Dulius swallowed in an effort to wet his throat. “We weren’t going to make it.”
Lucas chuckled some and gave a few pats on the back of Dulius’s pauldron, then gave a slight nod towards Dulius’s ribs. The wound wasn’t gushing, the thick hauberk had taken the brunt of the attack, but blood lingered where the garment was torn. Dulius clenched his teeth together as he brought his hand to his side and purged any of the Void’s blight that would ultimately kill or corrupt him. Beyond the fog there were sounds of scuttling legs and shrieks, but none of the creatures came through.
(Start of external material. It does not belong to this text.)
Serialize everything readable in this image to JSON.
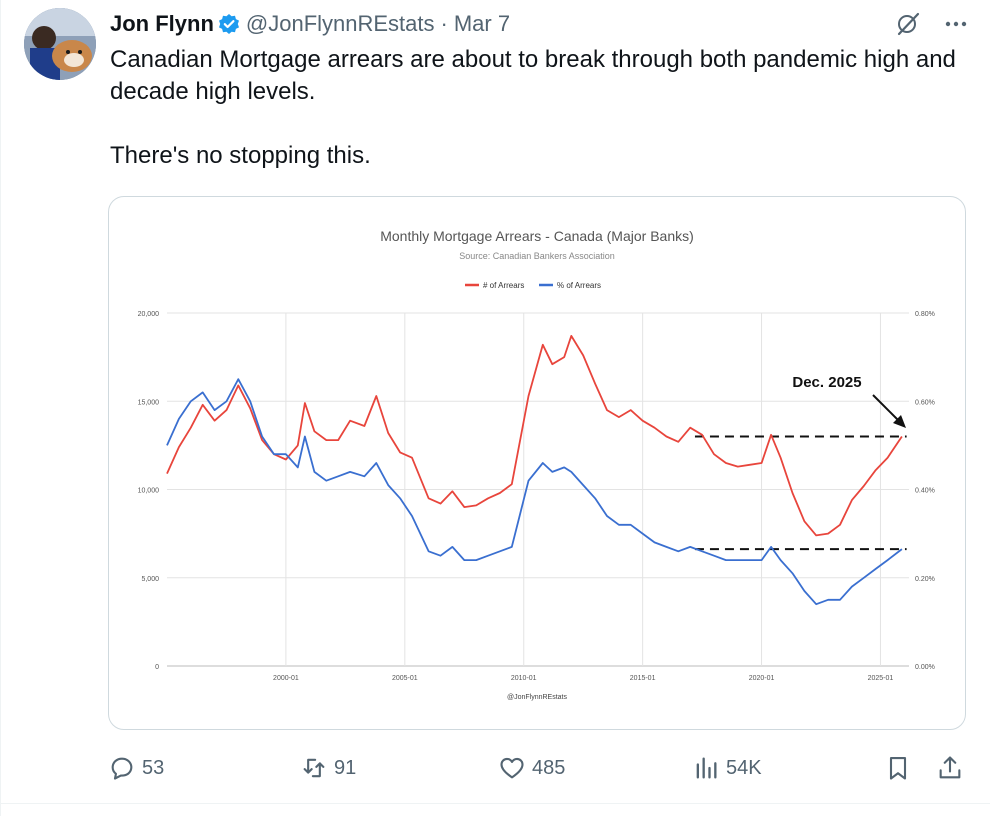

When he was reasonably sure that good fortune would continue, Dulius sheathed his sword and turned to follow Lucas toward the others.
“Where are we?” he asked once they’d caught up.
There was silence for a moment, uncertainty rank within the air. Reaching their goal came with a certain finality that none were willing to declare. Aerich spoke first, settling for a more broad answer.
“We’re here.”
The Lord of Bastion knelt to the ground and brushed away a thick layer of silt with a gloved hand. Erkan frowned in curiosity while Lucas was taken aback enough to let out an uncharacteristic gasp. It seemed impossible, but a rub from Dulius’s boot yielded a similar result. He looked out across the landscape before them. It was very much the same as the rest of the Scarred Lands, gray-ish brown dirt covered every surface and the way the ground folded and crumbled didn’t seem natural, but at least here the air was clear. Dulius had always found it difficult to get a good sense of the size of a city like Elysium, what with all the buildings breaking up the sight-lines, but this space, this pocket beyond the Shield Cities, looked to rival humanity’s mightiest settlement.
He scraped away a bit more dirt with his boot and found the edge of the glowing white line. It pulsed steadily, much like measured breathing, as he traced its edge. A hand-width away another line began and the portion that Aerich had cleared revealed a point where the two might join.
Erkan’s low whistle was a tune after Dulius’s own thoughts.
“This whole things a seal, you reckon?” the Inquisitor said as he gazed across the open ground. “No one but the Divine could’ve done that.”
“Agreed.” Aerich rose and brushed the dirt from his gloves. “And I’m willing to bet we’ll find what we’re after at its center.”